Digo isso, como sempre, sem qualquer nostalgia. É no repisar da história, na lembrança do ego esquecido, que o paciente se levanta do divã e caminha para a cura. Há algo de errado na cabeça do cinema brasileiro desde que ele rompeu com sua tradição e quis ser outro. Pretendeu ser o sujeito comportado, buscando a aprovação alheia.
Antes que alguém venha citar Bruna Surfistinha como a epítome da transgressão no século XXI, devemos nos questionar o quão brocha é um mundo que elege a história de uma prostituta, que se redimiu, os píncaros da sacanagem. Bruna quer “se livrar das drogas”, arranjar “um amor de verdade”, bem distante das garotas de David, que queriam diversão e cara de pau.
O mais curioso é que as cocotas continuam exatamente ali, sentadas naquela praça, repetindo as loucurinhas que suas mães faziam em 89. Assim como prostitutas em busca de redenção burguesa também já existiam há 22 anos. O que mudou foi a vontade de voltarmos a câmera para umas ou para outras. Aquilo que achamos que vale a pena contar e o que não vale.
O cinema brasileiro encaretou e elege caretas como seu tema monocórdio. Salvam-se exceções mínimas: o ainda não lançado Na Carne e Na Alma, de Alberto Salvá, é um exemplo. Aliás, aposto em certos realizadores “da antiga” para mudarem este cenário. Não se contaminaram por baboseiras como “cinema para o público” ou “padrão de qualidade internacional”.
Fazem arte como deve ser. Para si mesmos, depois para um seleto grupo de admiradores e, por fim, para a massa. Até filmes comerciais deveriam seguir esse singelo mote. Aproveito para abrir um parênteses: quem diminui a pornochanchada ou a Boca do Lixo e o Beco da Fome diante de um “cinema engagé” é burro. Não enxerga o quanto aquelas produções diziam sobre seus autores, suas idéias e o meio em que viviam.
Sempre procuro bater na questão do moralismo – tosco ou sofisticado, escandaloso ou oculto nas entrelinhas – pois me parece, de todas, a neurose mais antinatural que despontou no ideário fílmico brasileiro dos últimos vinte anos. Serve de diagnóstico para uma tendência da sociedade como um todo que, com a desculpa de “civilizar-se”, compra imensos pacotes de puritanismo anglo-saxão. Histerias protestantes, alienígenas no bacanal macumbeiro da América católica. Modismos de linguagem, importados dos moderninhos macambúzios de Nova York.

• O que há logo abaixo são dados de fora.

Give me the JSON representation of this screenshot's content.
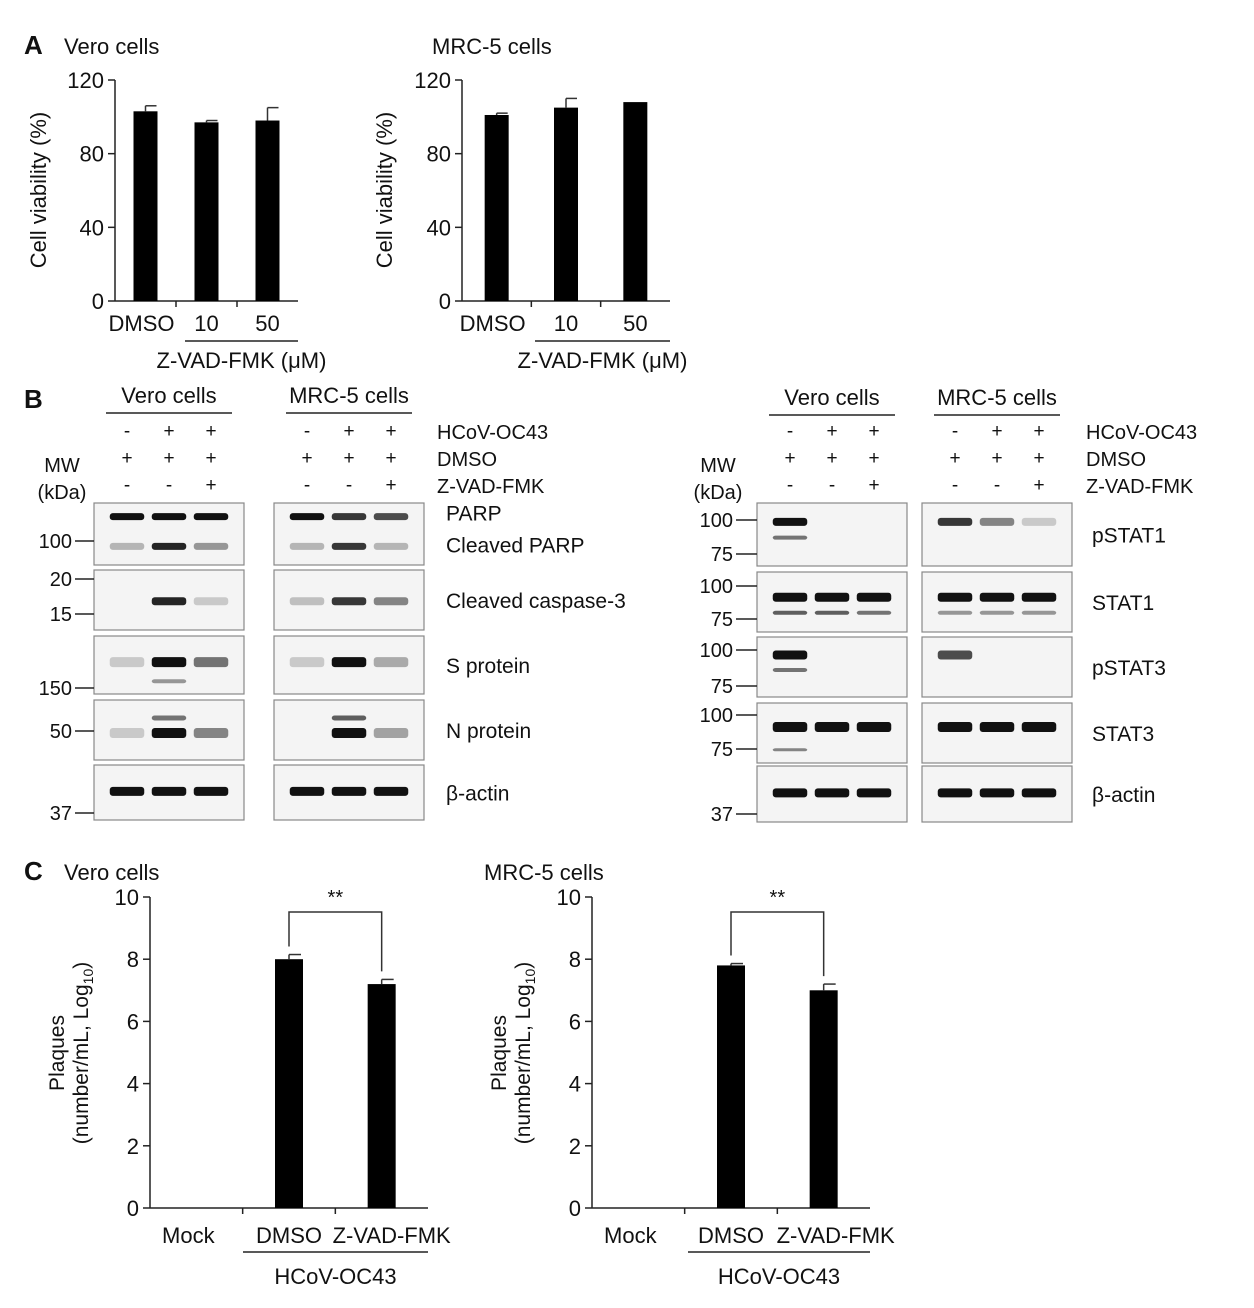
{
  "panels": {
    "a": "A",
    "b": "B",
    "c": "C"
  },
  "chart_data": [
    {
      "type": "bar",
      "title": "Vero cells",
      "ylabel": "Cell viability (%)",
      "categories": [
        "DMSO",
        "10",
        "50"
      ],
      "group_label": "Z-VAD-FMK (μM)",
      "values": [
        103,
        97,
        98
      ],
      "errors": [
        3,
        1,
        7
      ],
      "ylim": [
        0,
        120
      ],
      "yticks": [
        "0",
        "40",
        "80",
        "120"
      ]
    },
    {
      "type": "bar",
      "title": "MRC-5 cells",
      "ylabel": "Cell  viability (%)",
      "categories": [
        "DMSO",
        "10",
        "50"
      ],
      "group_label": "Z-VAD-FMK (μM)",
      "values": [
        101,
        105,
        108
      ],
      "errors": [
        1,
        5,
        0
      ],
      "ylim": [
        0,
        120
      ],
      "yticks": [
        "0",
        "40",
        "80",
        "120"
      ]
    },
    {
      "type": "bar",
      "title": "Vero cells",
      "ylabel_line1": "Plaques",
      "ylabel_line2": "(number/mL, Log",
      "ylabel_sub": "10",
      "ylabel_close": ")",
      "categories": [
        "Mock",
        "DMSO",
        "Z-VAD-FMK"
      ],
      "group_label": "HCoV-OC43",
      "values": [
        0,
        8.0,
        7.2
      ],
      "errors": [
        0,
        0.15,
        0.15
      ],
      "ylim": [
        0,
        10
      ],
      "yticks": [
        "0",
        "2",
        "4",
        "6",
        "8",
        "10"
      ],
      "significance": "**"
    },
    {
      "type": "bar",
      "title": "MRC-5 cells",
      "ylabel_line1": "Plaques",
      "ylabel_line2": "(number/mL, Log",
      "ylabel_sub": "10",
      "ylabel_close": ")",
      "categories": [
        "Mock",
        "DMSO",
        "Z-VAD-FMK"
      ],
      "group_label": "HCoV-OC43",
      "values": [
        0,
        7.8,
        7.0
      ],
      "errors": [
        0,
        0.06,
        0.2
      ],
      "ylim": [
        0,
        10
      ],
      "yticks": [
        "0",
        "2",
        "4",
        "6",
        "8",
        "10"
      ],
      "significance": "**"
    }
  ],
  "western": {
    "left": {
      "groups": [
        "Vero cells",
        "MRC-5 cells"
      ],
      "conditions": [
        {
          "label": "HCoV-OC43",
          "signs": [
            "-",
            "+",
            "+",
            "-",
            "+",
            "+"
          ]
        },
        {
          "label": "DMSO",
          "signs": [
            "+",
            "+",
            "+",
            "+",
            "+",
            "+"
          ]
        },
        {
          "label": "Z-VAD-FMK",
          "signs": [
            "-",
            "-",
            "+",
            "-",
            "-",
            "+"
          ]
        }
      ],
      "mw_label": "MW",
      "mw_unit": "(kDa)",
      "rows": [
        {
          "labels": [
            "PARP",
            "Cleaved PARP"
          ],
          "markers": [
            "100"
          ]
        },
        {
          "labels": [
            "Cleaved caspase-3"
          ],
          "markers": [
            "20",
            "15"
          ]
        },
        {
          "labels": [
            "S protein"
          ],
          "markers": [
            "150"
          ]
        },
        {
          "labels": [
            "N protein"
          ],
          "markers": [
            "50"
          ]
        },
        {
          "labels": [
            "β-actin"
          ],
          "markers": [
            "37"
          ]
        }
      ]
    },
    "right": {
      "groups": [
        "Vero cells",
        "MRC-5 cells"
      ],
      "conditions": [
        {
          "label": "HCoV-OC43",
          "signs": [
            "-",
            "+",
            "+",
            "-",
            "+",
            "+"
          ]
        },
        {
          "label": "DMSO",
          "signs": [
            "+",
            "+",
            "+",
            "+",
            "+",
            "+"
          ]
        },
        {
          "label": "Z-VAD-FMK",
          "signs": [
            "-",
            "-",
            "+",
            "-",
            "-",
            "+"
          ]
        }
      ],
      "mw_label": "MW",
      "mw_unit": "(kDa)",
      "rows": [
        {
          "labels": [
            "pSTAT1"
          ],
          "markers": [
            "100",
            "75"
          ]
        },
        {
          "labels": [
            "STAT1"
          ],
          "markers": [
            "100",
            "75"
          ]
        },
        {
          "labels": [
            "pSTAT3"
          ],
          "markers": [
            "100",
            "75"
          ]
        },
        {
          "labels": [
            "STAT3"
          ],
          "markers": [
            "100",
            "75"
          ]
        },
        {
          "labels": [
            "β-actin"
          ],
          "markers": [
            "37"
          ]
        }
      ]
    }
  }
}
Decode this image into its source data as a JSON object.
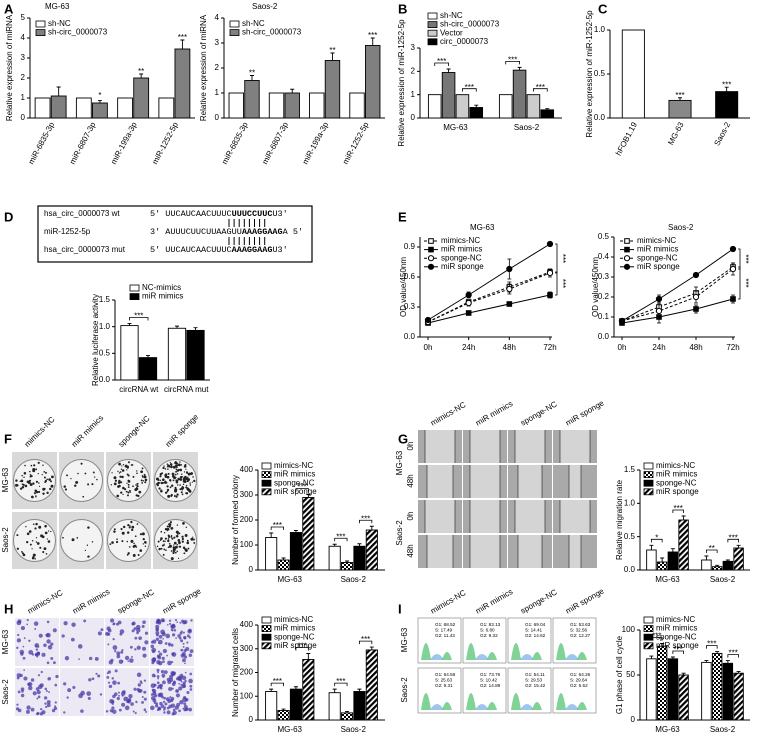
{
  "panel_letters": [
    "A",
    "B",
    "C",
    "D",
    "E",
    "F",
    "G",
    "H",
    "I"
  ],
  "sequence": {
    "rows": [
      {
        "name": "hsa_circ_0000073 wt",
        "pre": "5' UUCAUCAACUUUC",
        "bold": "UUUCCUUC",
        "post": "U3'"
      },
      {
        "name": "miR-1252-5p",
        "pre": "3' AUUUCUUCUUAAGUU",
        "bold": "AAAGGAAG",
        "post": "A 5'"
      },
      {
        "name": "hsa_circ_0000073 mut",
        "pre": "5' UUCAUCAACUUUC",
        "bold": "AAAGGAAG",
        "post": "U3'"
      }
    ]
  },
  "colony": {
    "columns": [
      "mimics-NC",
      "miR mimics",
      "sponge-NC",
      "miR sponge"
    ],
    "rows": [
      "MG-63",
      "Saos-2"
    ]
  },
  "wound": {
    "columns": [
      "mimics-NC",
      "miR mimics",
      "sponge-NC",
      "miR sponge"
    ],
    "rows": [
      "MG-63",
      "Saos-2"
    ],
    "times": [
      "0h",
      "48h"
    ]
  },
  "transwell": {
    "columns": [
      "mimics-NC",
      "miR mimics",
      "sponge-NC",
      "miR sponge"
    ],
    "rows": [
      "MG-63",
      "Saos-2"
    ]
  },
  "flow": {
    "columns": [
      "mimics-NC",
      "miR mimics",
      "sponge-NC",
      "miR sponge"
    ],
    "rows": [
      "MG-63",
      "Saos-2"
    ],
    "stats": [
      [
        [
          "G1: 68.52",
          "S: 17.49",
          "G2: 11.43"
        ],
        [
          "G1: 83.13",
          "S: 6.80",
          "G2: 9.32"
        ],
        [
          "G1: 69.04",
          "S: 14.41",
          "G2: 14.62"
        ],
        [
          "G1: 53.63",
          "S: 32.56",
          "G2: 12.27"
        ]
      ],
      [
        [
          "G1: 64.56",
          "S: 25.63",
          "G2: 9.31"
        ],
        [
          "G1: 73.76",
          "S: 10.42",
          "G2: 14.89"
        ],
        [
          "G1: 54.11",
          "S: 29.53",
          "G2: 15.42"
        ],
        [
          "G1: 64.26",
          "S: 29.64",
          "G2: 5.52"
        ]
      ]
    ]
  },
  "chart_data": [
    {
      "type": "bar",
      "title": "MG-63",
      "y_label": "Relative expression of miRNA",
      "categories": [
        "miR-6835-3p",
        "miR-6807-3p",
        "miR-199a-3p",
        "miR-1252-5p"
      ],
      "series": [
        {
          "name": "sh-NC",
          "color": "#ffffff",
          "values": [
            1,
            1,
            1,
            1
          ]
        },
        {
          "name": "sh-circ_0000073",
          "color": "#808080",
          "values": [
            1.1,
            0.75,
            2.0,
            3.45
          ],
          "errors": [
            0.45,
            0.12,
            0.2,
            0.45
          ]
        }
      ],
      "ylim": [
        0,
        5
      ],
      "yticks": [
        0,
        1,
        2,
        3,
        4,
        5
      ],
      "significance": [
        null,
        "*",
        "**",
        "***"
      ]
    },
    {
      "type": "bar",
      "title": "Saos-2",
      "y_label": "Relative expression of miRNA",
      "categories": [
        "miR-6835-3p",
        "miR-6807-3p",
        "miR-199a-3p",
        "miR-1252-5p"
      ],
      "series": [
        {
          "name": "sh-NC",
          "color": "#ffffff",
          "values": [
            1,
            1,
            1,
            1
          ]
        },
        {
          "name": "sh-circ_0000073",
          "color": "#808080",
          "values": [
            1.5,
            1.0,
            2.3,
            2.9
          ],
          "errors": [
            0.2,
            0.15,
            0.3,
            0.3
          ]
        }
      ],
      "ylim": [
        0,
        4
      ],
      "yticks": [
        0,
        1,
        2,
        3,
        4
      ],
      "significance": [
        "**",
        null,
        "**",
        "***"
      ]
    },
    {
      "type": "bar",
      "y_label": "Relative expression of miR-1252-5p",
      "categories": [
        "MG-63",
        "Saos-2"
      ],
      "series": [
        {
          "name": "sh-NC",
          "color": "#ffffff",
          "values": [
            1,
            1
          ]
        },
        {
          "name": "sh-circ_0000073",
          "color": "#777777",
          "values": [
            1.95,
            2.05
          ],
          "errors": [
            0.15,
            0.12
          ]
        },
        {
          "name": "Vector",
          "color": "#cccccc",
          "values": [
            1,
            1
          ]
        },
        {
          "name": "circ_0000073",
          "color": "#000000",
          "values": [
            0.45,
            0.35
          ],
          "errors": [
            0.1,
            0.05
          ]
        }
      ],
      "ylim": [
        0,
        3
      ],
      "yticks": [
        0,
        1,
        2,
        3
      ],
      "significance": [
        [
          "***",
          "***"
        ],
        [
          "***",
          "***"
        ]
      ]
    },
    {
      "type": "bar",
      "y_label": "Relative expression of miR-1252-5p",
      "categories": [
        "hFOB1.19",
        "MG-63",
        "Saos-2"
      ],
      "values": [
        1,
        0.2,
        0.3
      ],
      "errors": [
        0,
        0.03,
        0.05
      ],
      "colors": [
        "#ffffff",
        "#888888",
        "#000000"
      ],
      "ylim": [
        0,
        1.0
      ],
      "yticks": [
        {
          "value": 0,
          "label": "0.0"
        },
        0.5,
        {
          "value": 1,
          "label": "1.0"
        }
      ],
      "significance": [
        null,
        "***",
        "***"
      ]
    },
    {
      "type": "bar",
      "y_label": "Relative luciferase activity",
      "categories": [
        "circRNA wt",
        "circRNA mut"
      ],
      "series": [
        {
          "name": "NC-mimics",
          "color": "#ffffff",
          "values": [
            1.02,
            0.97
          ],
          "errors": [
            0.04,
            0.04
          ]
        },
        {
          "name": "miR mimics",
          "color": "#000000",
          "values": [
            0.42,
            0.93
          ],
          "errors": [
            0.04,
            0.05
          ]
        }
      ],
      "ylim": [
        0,
        1.5
      ],
      "yticks": [
        {
          "value": 0,
          "label": "0.0"
        },
        0.5,
        {
          "value": 1,
          "label": "1.0"
        },
        1.5
      ],
      "significance": [
        [
          "***"
        ],
        [
          null
        ]
      ]
    },
    {
      "type": "line",
      "title": "MG-63",
      "y_label": "OD value/450nm",
      "categories": [
        "0h",
        "24h",
        "48h",
        "72h"
      ],
      "series": [
        {
          "name": "mimics-NC",
          "dashed": true,
          "marker": "square",
          "filled": false,
          "values": [
            0.15,
            0.35,
            0.5,
            0.65
          ],
          "errors": [
            0.01,
            0.02,
            0.05,
            0.03
          ]
        },
        {
          "name": "miR mimics",
          "dashed": false,
          "marker": "square",
          "filled": true,
          "values": [
            0.14,
            0.24,
            0.33,
            0.42
          ],
          "errors": [
            0.01,
            0.02,
            0.02,
            0.03
          ]
        },
        {
          "name": "sponge-NC",
          "dashed": true,
          "marker": "circle",
          "filled": false,
          "values": [
            0.15,
            0.34,
            0.48,
            0.64
          ],
          "errors": [
            0.02,
            0.03,
            0.05,
            0.04
          ]
        },
        {
          "name": "miR sponge",
          "dashed": false,
          "marker": "circle",
          "filled": true,
          "values": [
            0.17,
            0.42,
            0.68,
            0.93
          ],
          "errors": [
            0.01,
            0.03,
            0.1,
            0.02
          ]
        }
      ],
      "ylim": [
        0,
        1.0
      ],
      "yticks": [
        {
          "value": 0,
          "label": "0.0"
        },
        0.3,
        0.6,
        0.9
      ],
      "significance": [
        "***",
        "***"
      ]
    },
    {
      "type": "line",
      "title": "Saos-2",
      "y_label": "OD value/450nm",
      "categories": [
        "0h",
        "24h",
        "48h",
        "72h"
      ],
      "series": [
        {
          "name": "mimics-NC",
          "dashed": true,
          "marker": "square",
          "filled": false,
          "values": [
            0.08,
            0.15,
            0.22,
            0.35
          ],
          "errors": [
            0.01,
            0.05,
            0.03,
            0.02
          ]
        },
        {
          "name": "miR mimics",
          "dashed": false,
          "marker": "square",
          "filled": true,
          "values": [
            0.07,
            0.1,
            0.14,
            0.19
          ],
          "errors": [
            0.01,
            0.03,
            0.02,
            0.02
          ]
        },
        {
          "name": "sponge-NC",
          "dashed": true,
          "marker": "circle",
          "filled": false,
          "values": [
            0.08,
            0.13,
            0.2,
            0.34
          ],
          "errors": [
            0.01,
            0.04,
            0.03,
            0.03
          ]
        },
        {
          "name": "miR sponge",
          "dashed": false,
          "marker": "circle",
          "filled": true,
          "values": [
            0.08,
            0.19,
            0.31,
            0.44
          ],
          "errors": [
            0.01,
            0.02,
            0.01,
            0.01
          ]
        }
      ],
      "ylim": [
        0,
        0.5
      ],
      "yticks": [
        {
          "value": 0,
          "label": "0.0"
        },
        0.1,
        0.2,
        0.3,
        0.4,
        0.5
      ],
      "significance": [
        "***",
        "***"
      ]
    },
    {
      "type": "bar",
      "y_label": "Number of formed colony",
      "categories": [
        "MG-63",
        "Saos-2"
      ],
      "series": [
        {
          "name": "mimics-NC",
          "color": "#ffffff",
          "values": [
            130,
            95
          ],
          "errors": [
            18,
            8
          ]
        },
        {
          "name": "miR mimics",
          "pattern": "checker",
          "values": [
            40,
            30
          ],
          "errors": [
            8,
            6
          ]
        },
        {
          "name": "sponge-NC",
          "color": "#000000",
          "values": [
            150,
            95
          ],
          "errors": [
            8,
            10
          ]
        },
        {
          "name": "miR sponge",
          "pattern": "stripe",
          "values": [
            290,
            160
          ],
          "errors": [
            12,
            15
          ]
        }
      ],
      "ylim": [
        0,
        400
      ],
      "yticks": [
        0,
        100,
        200,
        300,
        400
      ],
      "significance": [
        [
          "***",
          "***"
        ],
        [
          "***",
          "***"
        ]
      ]
    },
    {
      "type": "bar",
      "y_label": "Relative migration rate",
      "categories": [
        "MG-63",
        "Saos-2"
      ],
      "series": [
        {
          "name": "mimics-NC",
          "color": "#ffffff",
          "values": [
            0.3,
            0.15
          ],
          "errors": [
            0.07,
            0.06
          ]
        },
        {
          "name": "miR mimics",
          "pattern": "checker",
          "values": [
            0.12,
            0.05
          ],
          "errors": [
            0.06,
            0.02
          ]
        },
        {
          "name": "sponge-NC",
          "color": "#000000",
          "values": [
            0.27,
            0.13
          ],
          "errors": [
            0.05,
            0.02
          ]
        },
        {
          "name": "miR sponge",
          "pattern": "stripe",
          "values": [
            0.75,
            0.33
          ],
          "errors": [
            0.06,
            0.04
          ]
        }
      ],
      "ylim": [
        0,
        1.5
      ],
      "yticks": [
        {
          "value": 0,
          "label": "0.0"
        },
        0.5,
        {
          "value": 1,
          "label": "1.0"
        },
        1.5
      ],
      "significance": [
        [
          "*",
          "***"
        ],
        [
          "**",
          "***"
        ]
      ]
    },
    {
      "type": "bar",
      "y_label": "Number of migrated cells",
      "categories": [
        "MG-63",
        "Saos-2"
      ],
      "series": [
        {
          "name": "mimics-NC",
          "color": "#ffffff",
          "values": [
            120,
            115
          ],
          "errors": [
            10,
            15
          ]
        },
        {
          "name": "miR mimics",
          "pattern": "checker",
          "values": [
            40,
            30
          ],
          "errors": [
            6,
            6
          ]
        },
        {
          "name": "sponge-NC",
          "color": "#000000",
          "values": [
            130,
            120
          ],
          "errors": [
            10,
            10
          ]
        },
        {
          "name": "miR sponge",
          "pattern": "stripe",
          "values": [
            255,
            295
          ],
          "errors": [
            25,
            12
          ]
        }
      ],
      "ylim": [
        0,
        400
      ],
      "yticks": [
        0,
        100,
        200,
        300,
        400
      ],
      "significance": [
        [
          "***",
          "***"
        ],
        [
          "***",
          "***"
        ]
      ]
    },
    {
      "type": "bar",
      "y_label": "G1 phase of cell cycle",
      "categories": [
        "MG-63",
        "Saos-2"
      ],
      "series": [
        {
          "name": "mimics-NC",
          "color": "#ffffff",
          "values": [
            68,
            64
          ],
          "errors": [
            3,
            2
          ]
        },
        {
          "name": "miR mimics",
          "pattern": "checker",
          "values": [
            82,
            74
          ],
          "errors": [
            3,
            2
          ]
        },
        {
          "name": "sponge-NC",
          "color": "#000000",
          "values": [
            68,
            63
          ],
          "errors": [
            2,
            3
          ]
        },
        {
          "name": "miR sponge",
          "pattern": "stripe",
          "values": [
            50,
            52
          ],
          "errors": [
            2,
            2
          ]
        }
      ],
      "ylim": [
        0,
        100
      ],
      "yticks": [
        0,
        50,
        100
      ],
      "significance": [
        [
          "***",
          "***"
        ],
        [
          "***",
          "***"
        ]
      ]
    }
  ]
}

O Brasil sempre foi selvagem, exuberante e livre. Perceber nas telas esta liberdade, esta alegria inconsequente, nos reafirmaria enquanto povo. Infelizmente, passamos a encarar o país como embaraço, como problema, quando talvez ele seja solução. Talvez os protagonistas queiram apenas fugir. Fazer a cabeça em paz, sem o bando de vigilantes a gritarem, em pleno Jardim de Alah, que na nova ordem mundial é proibido permitir.